共感する。寄り添う。事実を世に問うために

東京新聞社会部の記者として、本来の私の活動は裏方です。現場に駆けつけ、周辺取材を重ね、事実を文字にして「伝える」。それが日々の業務です。ただ菅義偉官房長官(当時)の定例会見に出席し、質問を重ねる姿がメディアで取り上げられ、自ら発信する機会も増えてきました。

新聞記者 望月衣塑子さん
新聞記者 望月衣塑子さん

日本の政治や社会に問題意識をもっていると、あまりに虐げられた声なき声や、それらを消そうとする大きな力に出合うことが多くあります。海外メディアの大々的な取り上げ方と、日本国内の小さな報道のギャップに首をかしげることも少なくありません。
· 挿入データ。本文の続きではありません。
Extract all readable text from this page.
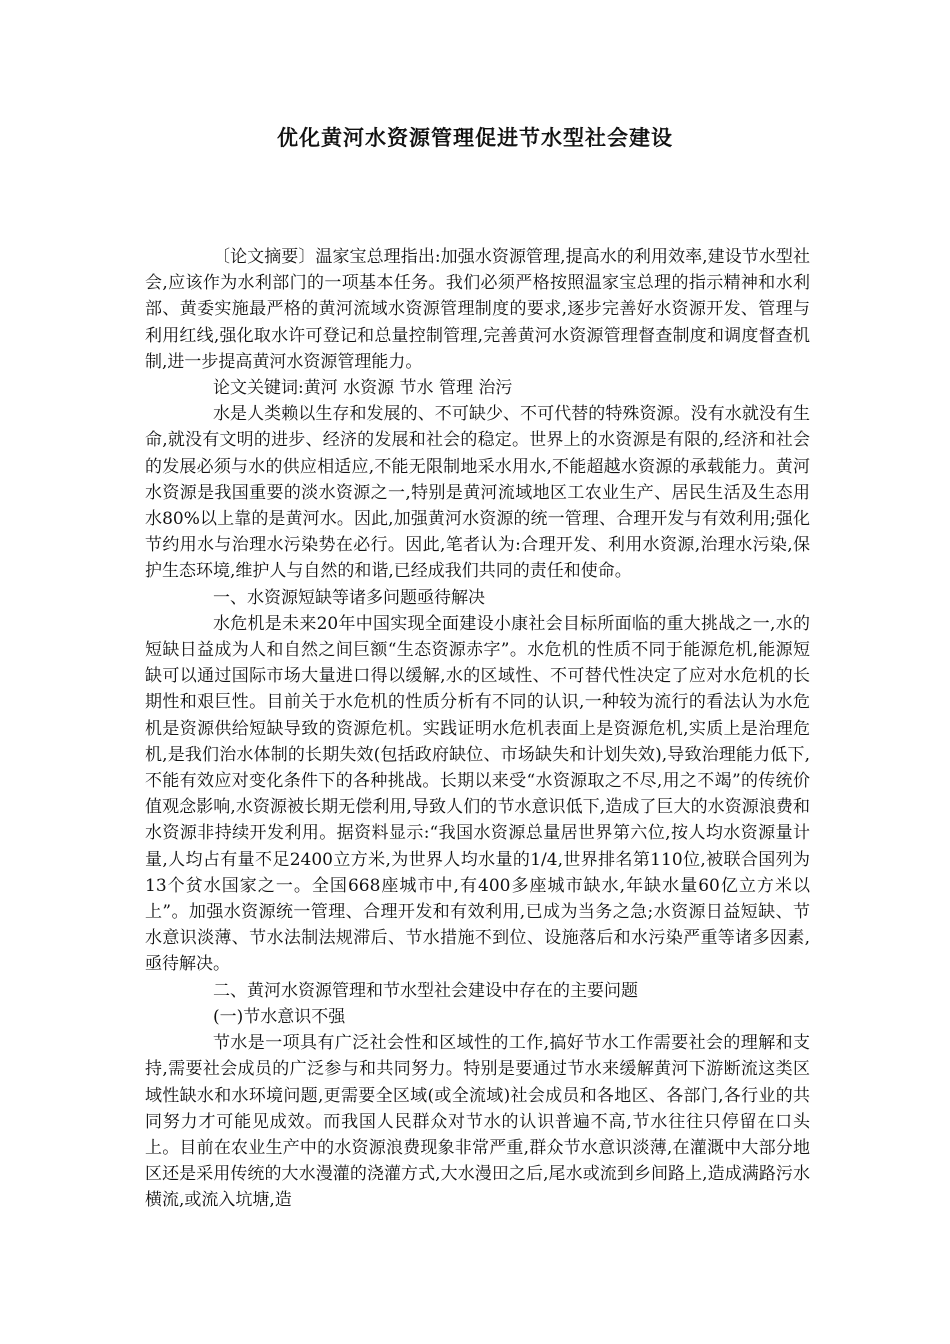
优化黄河水资源管理促进节水型社会建设

〔论文摘要〕温家宝总理指出:加强水资源管理,提高水的利用效率,建设节水型社会,应该作为水利部门的一项基本任务。我们必须严格按照温家宝总理的指示精神和水利部、黄委实施最严格的黄河流域水资源管理制度的要求,逐步完善好水资源开发、管理与利用红线,强化取水许可登记和总量控制管理,完善黄河水资源管理督查制度和调度督查机制,进一步提高黄河水资源管理能力。

论文关键词:黄河 水资源 节水 管理 治污

水是人类赖以生存和发展的、不可缺少、不可代替的特殊资源。没有水就没有生命,就没有文明的进步、经济的发展和社会的稳定。世界上的水资源是有限的,经济和社会的发展必须与水的供应相适应,不能无限制地采水用水,不能超越水资源的承载能力。黄河水资源是我国重要的淡水资源之一,特别是黄河流域地区工农业生产、居民生活及生态用水80%以上靠的是黄河水。因此,加强黄河水资源的统一管理、合理开发与有效利用;强化节约用水与治理水污染势在必行。因此,笔者认为:合理开发、利用水资源,治理水污染,保护生态环境,维护人与自然的和谐,已经成我们共同的责任和使命。

一、水资源短缺等诸多问题亟待解决

水危机是未来20年中国实现全面建设小康社会目标所面临的重大挑战之一,水的短缺日益成为人和自然之间巨额“生态资源赤字”。水危机的性质不同于能源危机,能源短缺可以通过国际市场大量进口得以缓解,水的区域性、不可替代性决定了应对水危机的长期性和艰巨性。目前关于水危机的性质分析有不同的认识,一种较为流行的看法认为水危机是资源供给短缺导致的资源危机。实践证明水危机表面上是资源危机,实质上是治理危机,是我们治水体制的长期失效(包括政府缺位、市场缺失和计划失效),导致治理能力低下,不能有效应对变化条件下的各种挑战。长期以来受“水资源取之不尽,用之不竭”的传统价值观念影响,水资源被长期无偿利用,导致人们的节水意识低下,造成了巨大的水资源浪费和水资源非持续开发利用。据资料显示:“我国水资源总量居世界第六位,按人均水资源量计量,人均占有量不足2400立方米,为世界人均水量的1/4,世界排名第110位,被联合国列为13个贫水国家之一。全国668座城市中,有400多座城市缺水,年缺水量60亿立方米以上”。加强水资源统一管理、合理开发和有效利用,已成为当务之急;水资源日益短缺、节水意识淡薄、节水法制法规滞后、节水措施不到位、设施落后和水污染严重等诸多因素,亟待解决。

二、黄河水资源管理和节水型社会建设中存在的主要问题

(一)节水意识不强

节水是一项具有广泛社会性和区域性的工作,搞好节水工作需要社会的理解和支持,需要社会成员的广泛参与和共同努力。特别是要通过节水来缓解黄河下游断流这类区域性缺水和水环境问题,更需要全区域(或全流域)社会成员和各地区、各部门,各行业的共同努力才可能见成效。而我国人民群众对节水的认识普遍不高,节水往往只停留在口头上。目前在农业生产中的水资源浪费现象非常严重,群众节水意识淡薄,在灌溉中大部分地区还是采用传统的大水漫灌的浇灌方式,大水漫田之后,尾水或流到乡间路上,造成满路污水横流,或流入坑塘,造
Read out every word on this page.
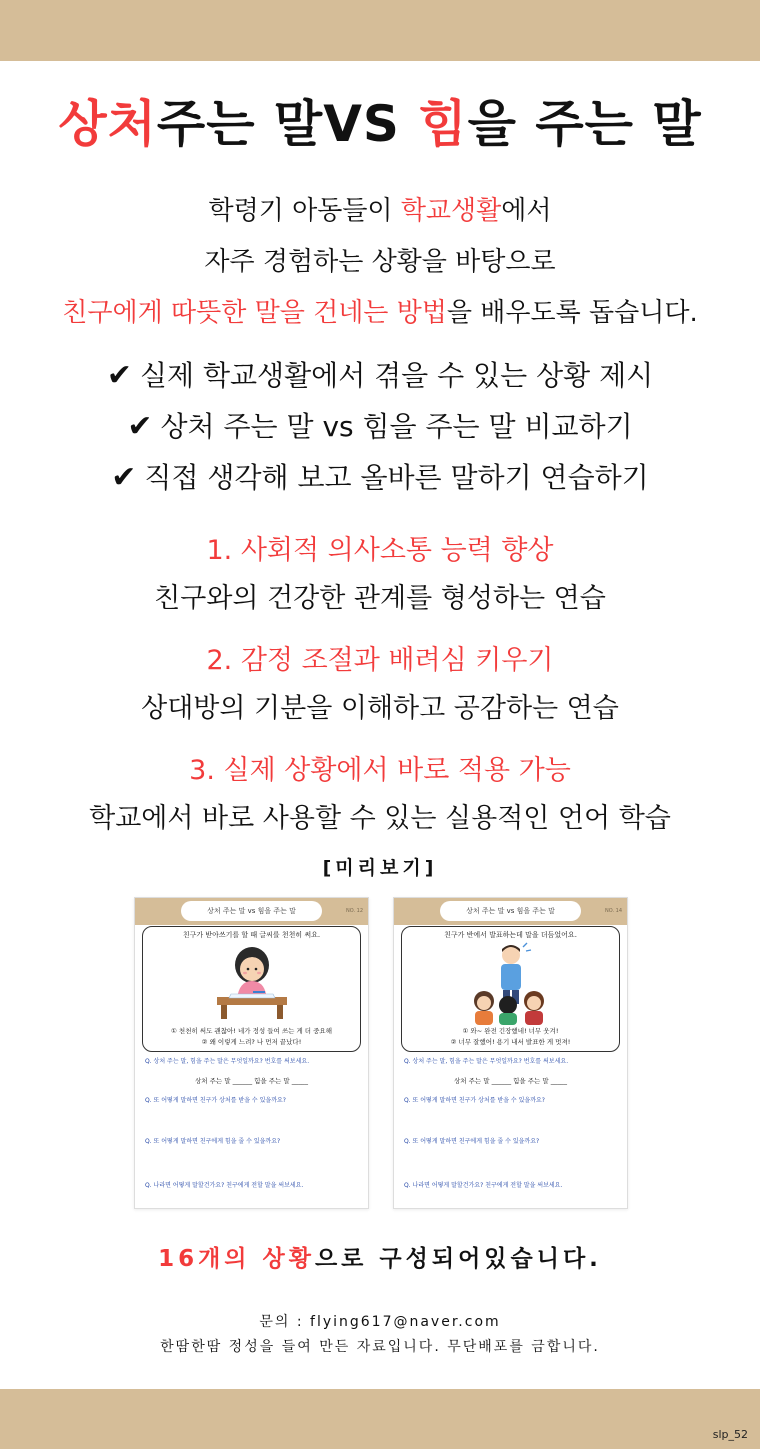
상처주는 말VS 힘을 주는 말
학령기 아동들이 학교생활에서
자주 경험하는 상황을 바탕으로
친구에게 따뜻한 말을 건네는 방법을 배우도록 돕습니다.
✔ 실제 학교생활에서 겪을 수 있는 상황 제시
✔ 상처 주는 말 vs 힘을 주는 말 비교하기
✔ 직접 생각해 보고 올바른 말하기 연습하기
1. 사회적 의사소통 능력 향상
친구와의 건강한 관계를 형성하는 연습
2. 감정 조절과 배려심 키우기
상대방의 기분을 이해하고 공감하는 연습
3. 실제 상황에서 바로 적용 가능
학교에서 바로 사용할 수 있는 실용적인 언어 학습
[미리보기]
상처 주는 말 vs 힘을 주는 말	NO. 12
친구가 받아쓰기를 할 때 글씨를 천천히 써요.
① 천천히 써도 괜찮아! 네가 정성 들여 쓰는 게 더 중요해
② 왜 이렇게 느려? 나 먼저 끝났다!
Q. 상처 주는 말, 힘을 주는 말은 무엇일까요? 번호를 써보세요.
상처 주는 말 ______ 힘을 주는 말 _____
Q. 또 어떻게 말하면 친구가 상처를 받을 수 있을까요?
Q. 또 어떻게 말하면 친구에게 힘을 줄 수 있을까요?
Q. 나라면 어떻게 말할건가요? 친구에게 전할 말을 써보세요.
상처 주는 말 vs 힘을 주는 말	NO. 14
친구가 반에서 발표하는데 말을 더듬었어요.
① 와~ 완전 긴장했네! 너무 웃겨!
② 너무 잘했어! 용기 내서 발표한 게 멋져!
Q. 상처 주는 말, 힘을 주는 말은 무엇일까요? 번호를 써보세요.
상처 주는 말 ______ 힘을 주는 말 _____
Q. 또 어떻게 말하면 친구가 상처를 받을 수 있을까요?
Q. 또 어떻게 말하면 친구에게 힘을 줄 수 있을까요?
Q. 나라면 어떻게 말할건가요? 친구에게 전할 말을 써보세요.
16개의 상황으로 구성되어있습니다.
문의 : flying617@naver.com
한땀한땀 정성을 들여 만든 자료입니다. 무단배포를 금합니다.
slp_52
そんなときは、だからこそ、その奥に何が潜んでいるのか。隠したい事実があるのではないか。そこに光を当て、明るみに出す。傷つけられた人々の小さな声を、大きな声にして世に「伝える」。それが私の使命だと思っています。

そのためにまず必要なのは、「共感し、寄り添う力」ではないでしょうか。被害者とされる人々は、記者がどれだけ熱意をもっているか、自分たちの立場で物事を考えられるか、ものすごく敏感です。過剰な感情移入は避けるべきですが、彼ら彼女らの繊細な想いをくみ、声を聞き続けることで、記事に厚みが出て、説得力が増すと考えているのです。